Pierce: You could certainly implement an
informed rebalancing on a physicals basis and that was what we did in the first
year. I wouldn’t recommend it, but to each their own.
Giordano: So, you wouldn’t recommend an informed
rebalance?
Pierce: I would recommend an informed
rebalancing program, but a rebalancing method that uses futures is so much
better. It’s hard for me to imagine if we were simply stuck with physicals, but
I suppose it’s possible. And our estimate of 35 basis points on the forward
estimate was implementation agnostic. But it’s hard for me to imagine not
having it because the tools are so valuable, and the learning has been so edifying
and helpful as an investor that I can’t, it’s hard for me to extract that out,
but I suppose it’s possible.
Giordano: Last advice to other CIOs things that
been working?
Pierce: When you have a model in place, it’s
not always going to be right and certainly the last six months has not been a
lot of fun. The model has definitely preferred bonds over equity and that
started increasing duration as rates went up.
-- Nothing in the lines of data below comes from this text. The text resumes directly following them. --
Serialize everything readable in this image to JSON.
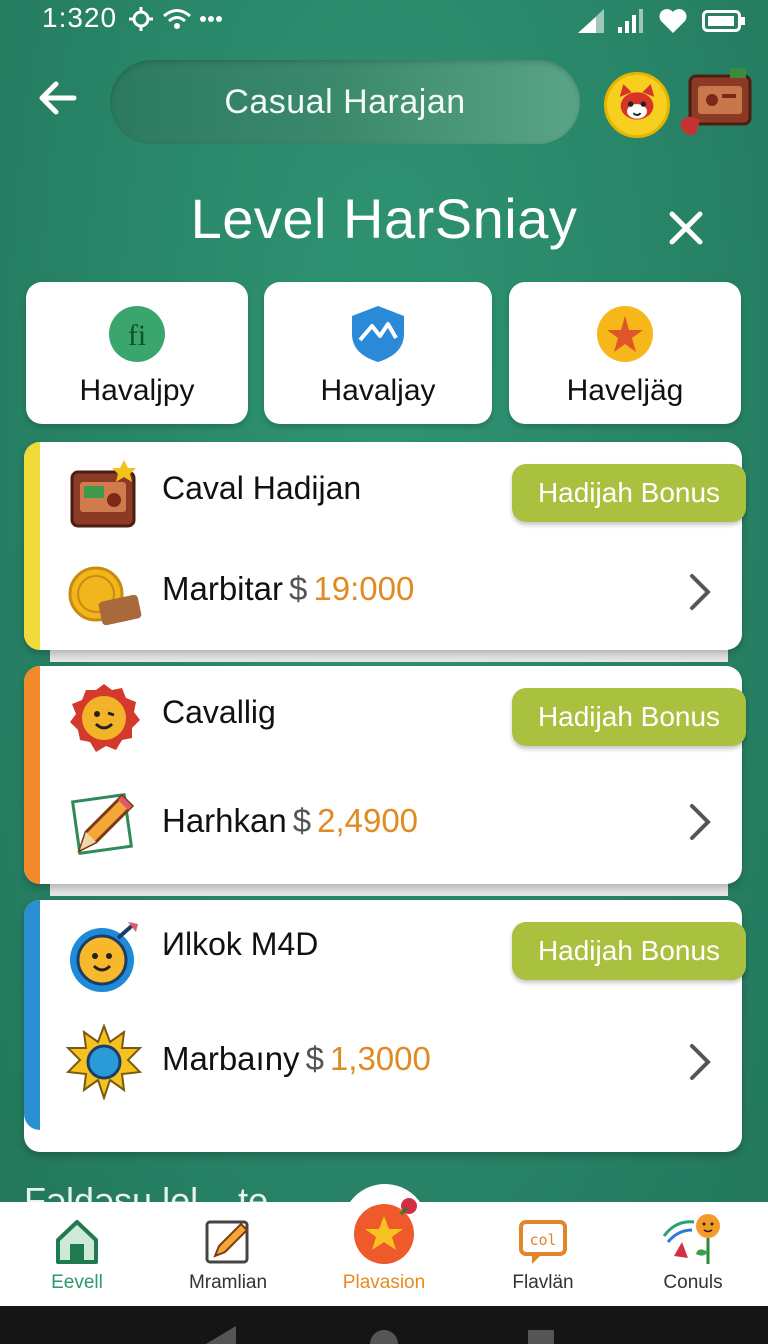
{
  "status_bar": {
    "time": "1:320",
    "icons": [
      "settings-icon",
      "wifi-icon",
      "more-dots-icon",
      "signal-icon",
      "signal-icon",
      "heart-icon",
      "battery-icon"
    ]
  },
  "header": {
    "search_text": "Casual Harajan",
    "title": "Level HarSniay"
  },
  "categories": [
    {
      "label": "Havaljpy",
      "icon_text": "fi",
      "icon": "fi-badge-icon"
    },
    {
      "label": "Havaljay",
      "icon": "shield-icon"
    },
    {
      "label": "Haveljäg",
      "icon": "star-icon"
    }
  ],
  "offers": [
    {
      "title": "Caval Hadijan",
      "badge": "Hadijah Bonus",
      "sub_label": "Marbitar",
      "currency": "$",
      "amount": "19:000",
      "stripe_color": "#f1d93a",
      "title_icon": "radio-icon",
      "sub_icon": "coin-wallet-icon"
    },
    {
      "title": "Cavallig",
      "badge": "Hadijah Bonus",
      "sub_label": "Harhkan",
      "currency": "$",
      "amount": "2,4900",
      "stripe_color": "#f08a2a",
      "title_icon": "smiley-badge-icon",
      "sub_icon": "pencil-icon"
    },
    {
      "title": "Иlkok M4D",
      "badge": "Hadijah Bonus",
      "sub_label": "Marbaıny",
      "currency": "$",
      "amount": "1,3000",
      "stripe_color": "#2a8fd0",
      "title_icon": "smiley-dart-icon",
      "sub_icon": "sun-icon"
    }
  ],
  "partial_text": "Fəldəsu lel ...te",
  "bottom_nav": [
    {
      "label": "Eevell",
      "icon": "home-icon",
      "color": "#2a9a6a"
    },
    {
      "label": "Mramlian",
      "icon": "pencil-icon",
      "color": "#333333"
    },
    {
      "label": "Plavasion",
      "icon": "star-icon",
      "color": "#e88a1e"
    },
    {
      "label": "Flavlän",
      "icon": "chat-icon",
      "color": "#333333"
    },
    {
      "label": "Conuls",
      "icon": "smiley-flower-icon",
      "color": "#333333"
    }
  ]
}
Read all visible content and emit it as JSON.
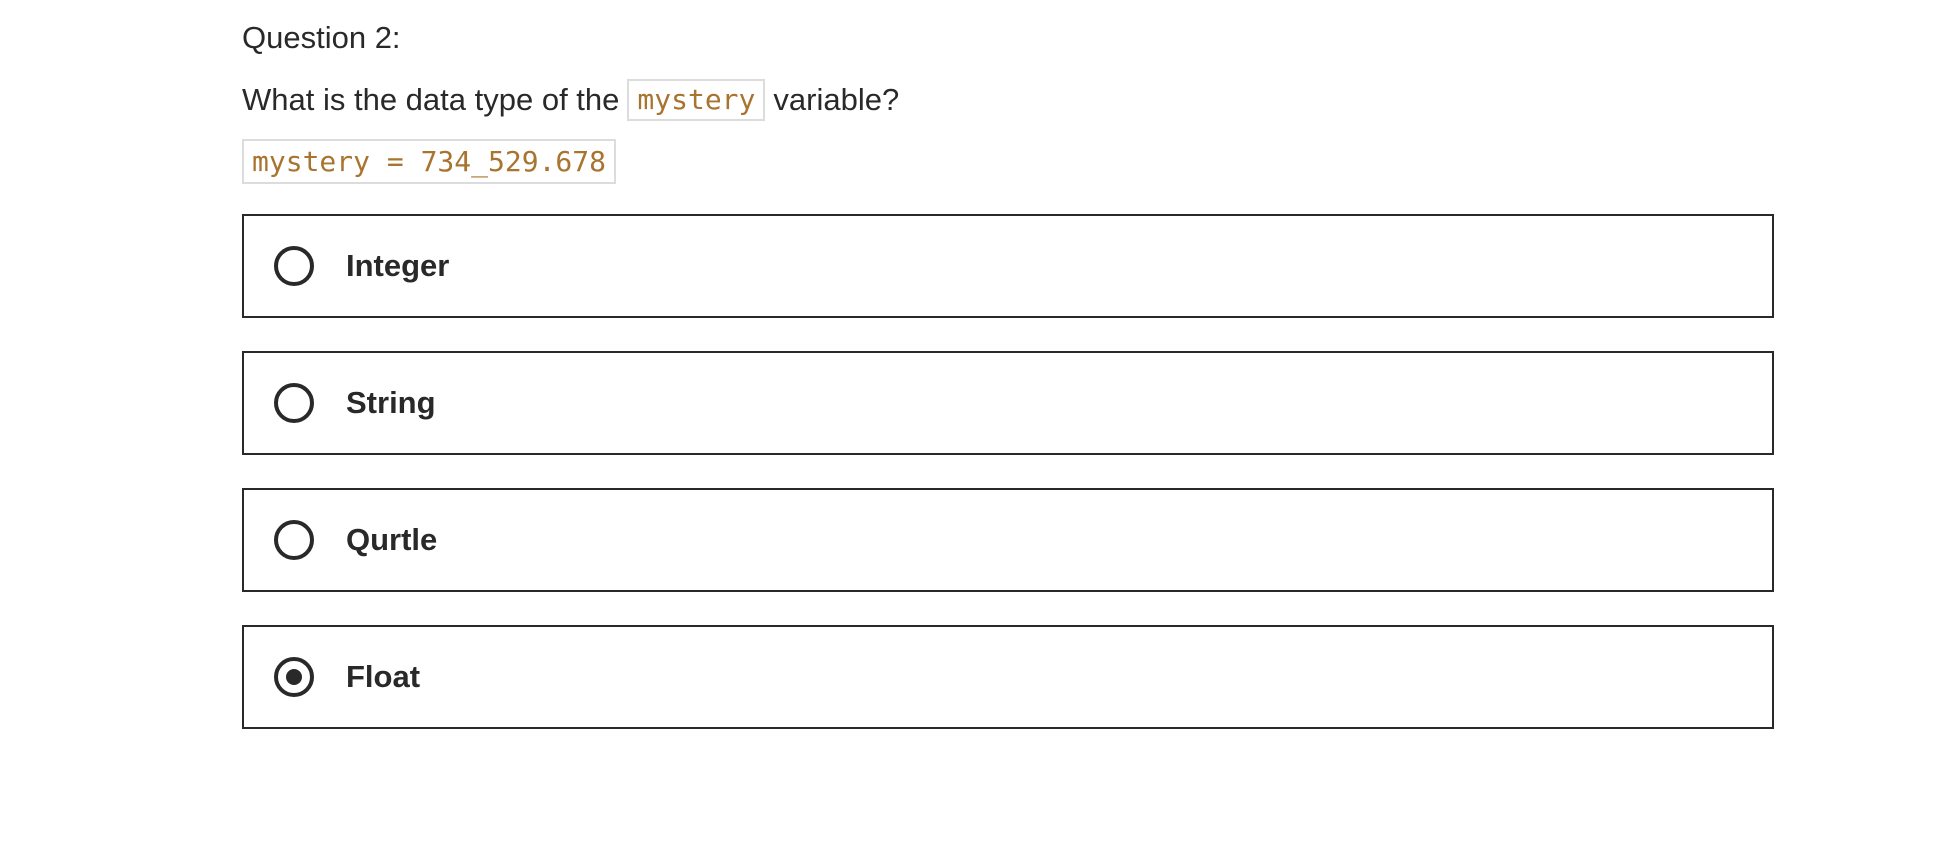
{
  "question": {
    "number_label": "Question 2:",
    "prompt_before": "What is the data type of the",
    "prompt_code": "mystery",
    "prompt_after": "variable?",
    "code_snippet": "mystery = 734_529.678"
  },
  "options": [
    {
      "label": "Integer",
      "selected": false
    },
    {
      "label": "String",
      "selected": false
    },
    {
      "label": "Qurtle",
      "selected": false
    },
    {
      "label": "Float",
      "selected": true
    }
  ],
  "colors": {
    "text": "#292929",
    "code": "#a8742f",
    "code_border": "#dcdcdc"
  }
}
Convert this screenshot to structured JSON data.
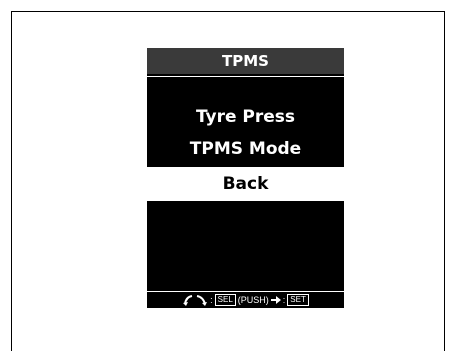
{
  "screen": {
    "title": "TPMS",
    "menu": [
      {
        "label": "Tyre Press",
        "selected": false
      },
      {
        "label": "TPMS Mode",
        "selected": false
      },
      {
        "label": "Back",
        "selected": true
      }
    ],
    "hint": {
      "rotate_icon": "rotate-arrows-icon",
      "colon": ":",
      "sel": "SEL",
      "push": "(PUSH)",
      "arrow_icon": "push-arrow-icon",
      "set_colon": ":",
      "set": "SET"
    }
  }
}
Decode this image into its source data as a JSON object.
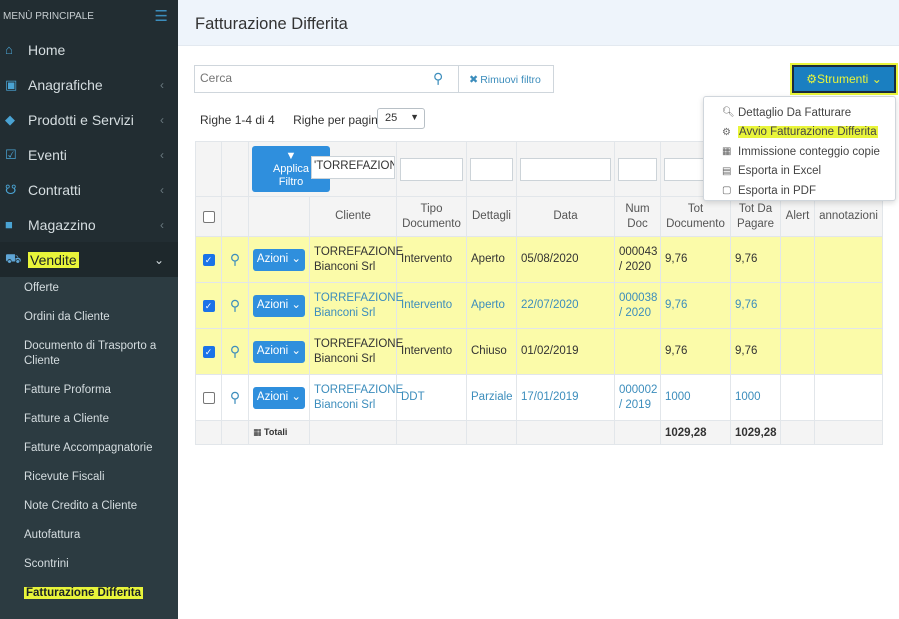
{
  "sidebar": {
    "header": "MENÙ PRINCIPALE",
    "items": [
      {
        "label": "Home",
        "icon": "home-icon",
        "glyph": "⌂",
        "arrow": ""
      },
      {
        "label": "Anagrafiche",
        "icon": "id-card-icon",
        "glyph": "▣",
        "arrow": "‹"
      },
      {
        "label": "Prodotti e Servizi",
        "icon": "tag-icon",
        "glyph": "◆",
        "arrow": "‹"
      },
      {
        "label": "Eventi",
        "icon": "calendar-check-icon",
        "glyph": "☑",
        "arrow": "‹"
      },
      {
        "label": "Contratti",
        "icon": "handshake-icon",
        "glyph": "☋",
        "arrow": "‹"
      },
      {
        "label": "Magazzino",
        "icon": "truck-icon",
        "glyph": "■",
        "arrow": "‹"
      },
      {
        "label": "Vendite",
        "icon": "basket-icon",
        "glyph": "⛟",
        "arrow": "⌄"
      }
    ],
    "submenu": [
      "Offerte",
      "Ordini da Cliente",
      "Documento di Trasporto a Cliente",
      "Fatture Proforma",
      "Fatture a Cliente",
      "Fatture Accompagnatorie",
      "Ricevute Fiscali",
      "Note Credito a Cliente",
      "Autofattura",
      "Scontrini",
      "Fatturazione Differita"
    ]
  },
  "page": {
    "title": "Fatturazione Differita"
  },
  "search": {
    "placeholder": "Cerca",
    "clear_label": "Rimuovi filtro"
  },
  "toolbar": {
    "strumenti_label": "Strumenti"
  },
  "pager": {
    "range": "Righe 1-4 di 4",
    "rows_per_page_label": "Righe per pagina",
    "rows_per_page_value": "25"
  },
  "dropdown": {
    "items": [
      {
        "label": "Dettaglio Da Fatturare",
        "icon": "search-icon"
      },
      {
        "label": "Avvio Fatturazione Differita",
        "icon": "gear-icon"
      },
      {
        "label": "Immissione conteggio copie",
        "icon": "calculator-icon"
      },
      {
        "label": "Esporta in Excel",
        "icon": "file-excel-icon"
      },
      {
        "label": "Esporta in PDF",
        "icon": "file-pdf-icon"
      }
    ]
  },
  "filters": {
    "apply_label_1": "Applica",
    "apply_label_2": "Filtro",
    "cliente_value": "'TORREFAZION"
  },
  "columns": [
    "Cliente",
    "Tipo Documento",
    "Dettagli",
    "Data",
    "Num Doc",
    "Tot Documento",
    "Tot Da Pagare",
    "Alert",
    "annotazioni"
  ],
  "rows": [
    {
      "checked": true,
      "action": "Azioni",
      "cliente": "TORREFAZIONE Bianconi Srl",
      "tipo": "Intervento",
      "dettagli": "Aperto",
      "data": "05/08/2020",
      "num": "000043 / 2020",
      "tot_doc": "9,76",
      "tot_pagare": "9,76",
      "alert": "",
      "note": ""
    },
    {
      "checked": true,
      "action": "Azioni",
      "cliente": "TORREFAZIONE Bianconi Srl",
      "tipo": "Intervento",
      "dettagli": "Aperto",
      "data": "22/07/2020",
      "num": "000038 / 2020",
      "tot_doc": "9,76",
      "tot_pagare": "9,76",
      "alert": "",
      "note": ""
    },
    {
      "checked": true,
      "action": "Azioni",
      "cliente": "TORREFAZIONE Bianconi Srl",
      "tipo": "Intervento",
      "dettagli": "Chiuso",
      "data": "01/02/2019",
      "num": "",
      "tot_doc": "9,76",
      "tot_pagare": "9,76",
      "alert": "",
      "note": ""
    },
    {
      "checked": false,
      "action": "Azioni",
      "cliente": "TORREFAZIONE Bianconi Srl",
      "tipo": "DDT",
      "dettagli": "Parziale",
      "data": "17/01/2019",
      "num": "000002 / 2019",
      "tot_doc": "1000",
      "tot_pagare": "1000",
      "alert": "",
      "note": ""
    }
  ],
  "totals": {
    "label": "Totali",
    "tot_doc": "1029,28",
    "tot_pagare": "1029,28"
  },
  "colors": {
    "accent": "#3c8dbc",
    "button": "#2f8fdd",
    "highlight": "#e9f53a",
    "row_selected": "#fbfba9",
    "sidebar": "#222d32"
  }
}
We started at the end of 2021 at
a duration of less than a year; we were a quarter of the year, 0.25 that has
now since moved up to about 3 or 3.5, so it’s been steadily increasing
duration. But watching the stock market rally in front of very aggressive rate
hike sequences always challenges you.
Giordano: I think we all kind of feel your pain a
little bit.
Pierce: Thank you. I appreciate the solidarity.
Giordano: I want to thank you so much for your
time for your words of wisdom here and really drilling into something that’s
been working for you and helpful for other people to hear about.